December 31, 2010

More about the decline effect

Re: My previous post. I missed a few commentaries other than PZ Myers' summary from yesterday: Jerry Coyne wrote one a while ago called The "decline effect": can we demonstrate anything in science?, and ORAC has one called Is the "decline effect" really so mysterious? Both mention Jonah Lehrers clarification of his New Yorker piece at his Wired blog, that I had also missed.

In it Lehrer writes:

Although we often pretend that experiments and peer-review and clinical trials settle the truth for us – that we are mere passive observers, dutifully recording the results – the actuality of science is a lot messier than that.

Again, I hope he's speaking for himself. I don't think the idea that the scientific process "settles the truth" for us is that widespread among the scientists he seems to be talking about. I think it's a false chimera that Lehrer puts forward and blows up for the sake of having something to argue against. It's not how most science works. Jerry Coyne has identified this as well:

But let’s not throw out the baby with the bathwater. In many fields, especially physics, chemistry, and molecular biology, workers regularly repeat the results of others, since progress in their own work demands it. The material basis of heredity, for example, is DNA, a double helix whose sequence of nucleotide bases codes (in a triplet code) for proteins. We’re beginning to learn the intricate ways that genes are regulated in organisms. The material basis of heredity and development is not something we “choose” to believe: it’s something that’s been forced on us by repeated findings of many scientists. This is true for physics and chemistry as well, despite Lehrer’s suggestion that “the law of gravity hasn’t always been perfect at predicting real-world phenomena.”

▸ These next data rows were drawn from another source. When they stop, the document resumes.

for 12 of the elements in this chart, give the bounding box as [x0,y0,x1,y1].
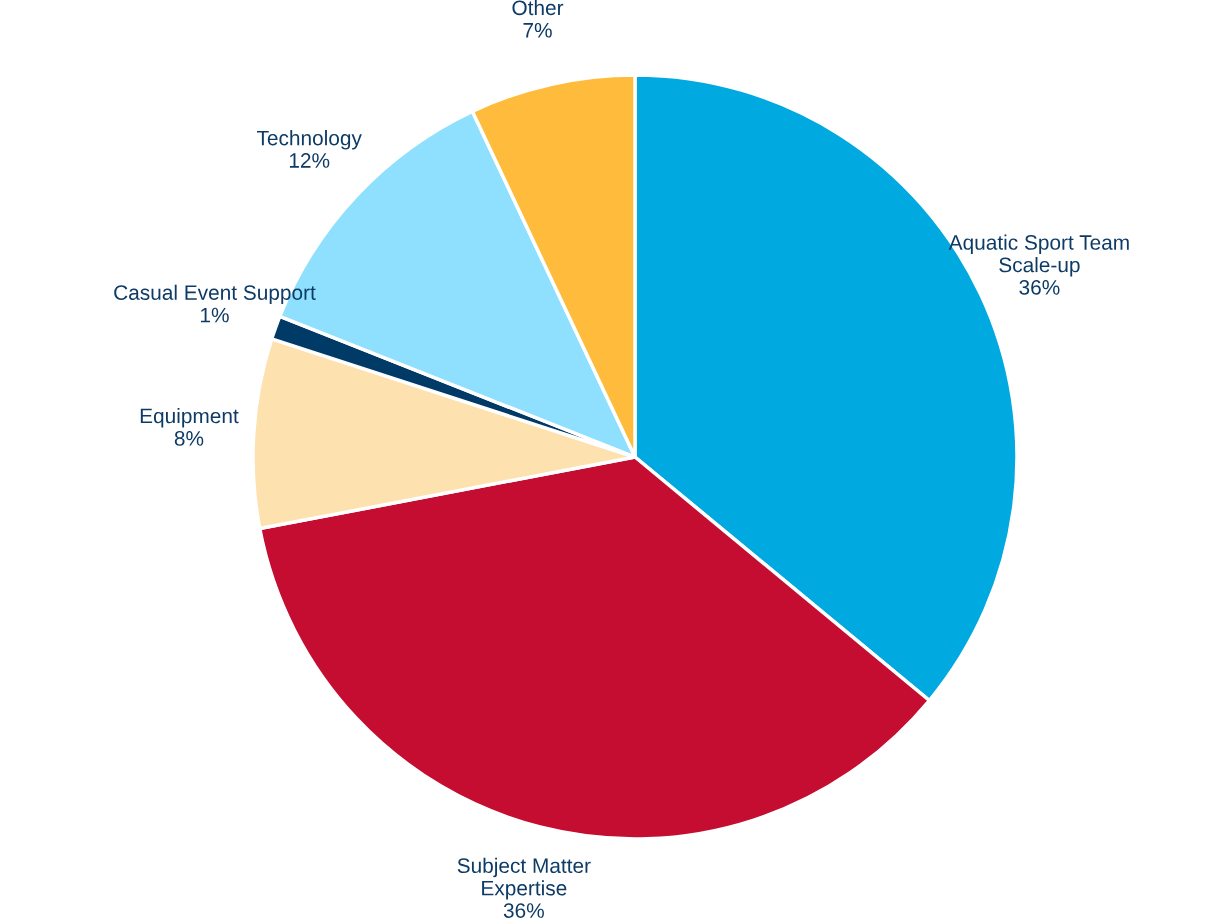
data-label: 12% [289,153,330,168]
data-label: 8% [174,431,204,446]
slice-label: Casual Event Support [114,284,316,305]
data-label: 7% [523,22,552,38]
data-label: 36% [1019,279,1060,295]
slice-label: Subject Matter Expertise [457,857,591,900]
slice-label: Technology [256,130,362,150]
data-label: 1% [201,307,229,323]
slice-label: Other [512,0,564,16]
slice-label: Aquatic Sport Team Scale-up [948,234,1129,277]
data-label: 36% [503,903,544,918]
slice-label: Equipment [140,408,239,428]
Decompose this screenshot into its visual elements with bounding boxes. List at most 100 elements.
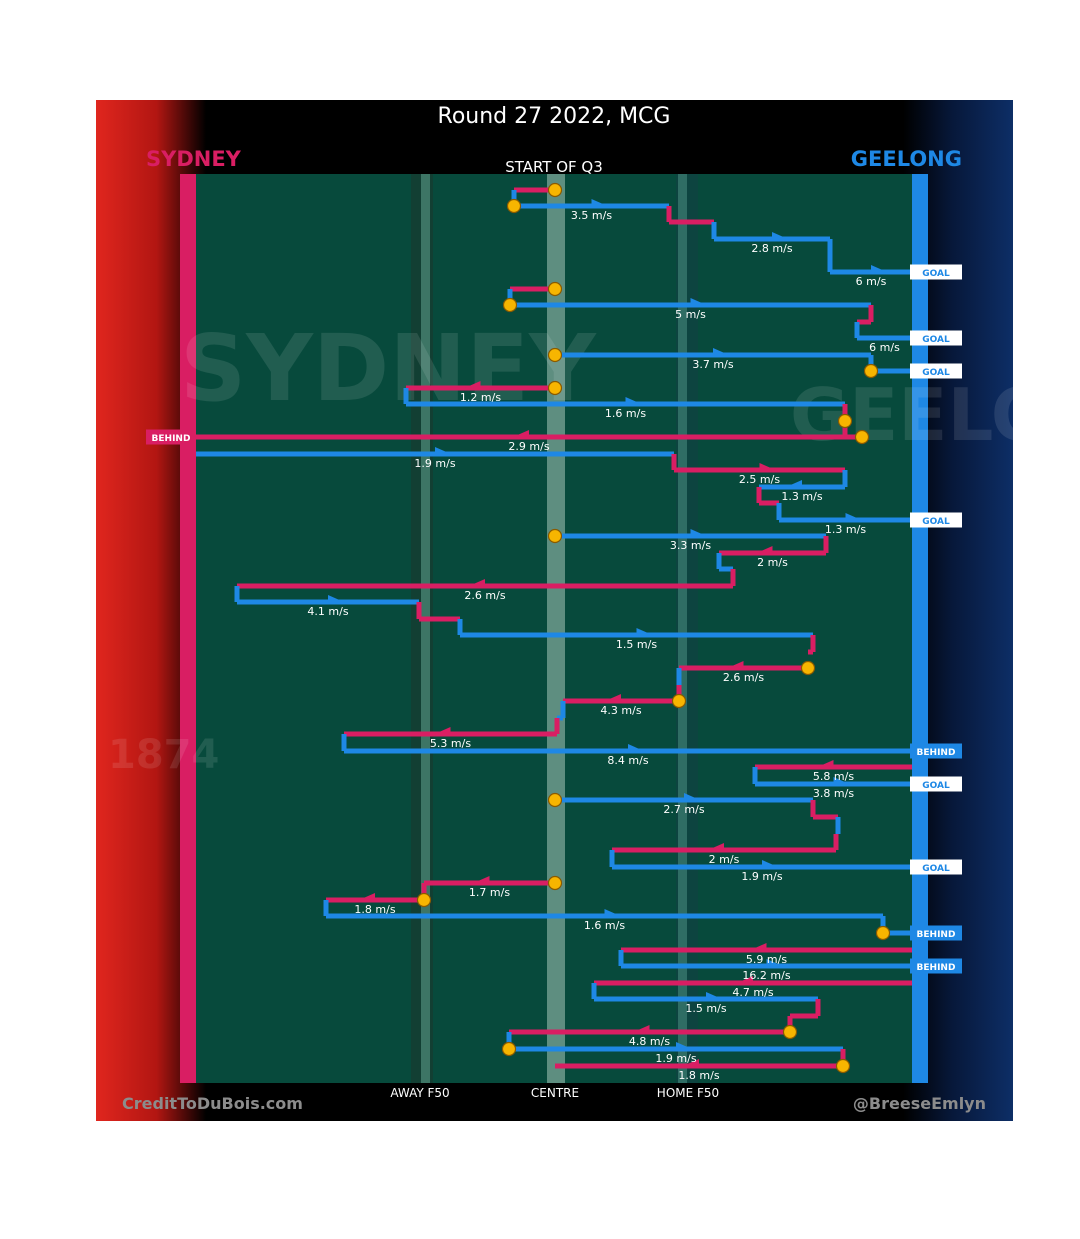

As I wrote previously, I'm sure Lehrer knows this as well as anyone, but for the sake of his argument he seems to be inflating the decline effect as a flaw of subjectivity rather than a sign of the scientific method's strength. He does this by making science out to be the active pursuit of "truth". From ORAC:

Although Lehrer makes some good points, where he stumbles, from my perspective, is when he appears to conflate "truth" with science or, more properly, accept the idea that there are scientific "truths," even going so far as to use the word in the title of his article. That is a profound misrepresentation of the nature of science, in which all "truths" are provisional and all "truths" are subject to revision based on evidence and experimentation. The decline effect--or, as Lehrer describes it the title of his article, the "truth wearing off"--is nothing more than science doing what science does so well: Correcting itself in its usual messy and glorious way.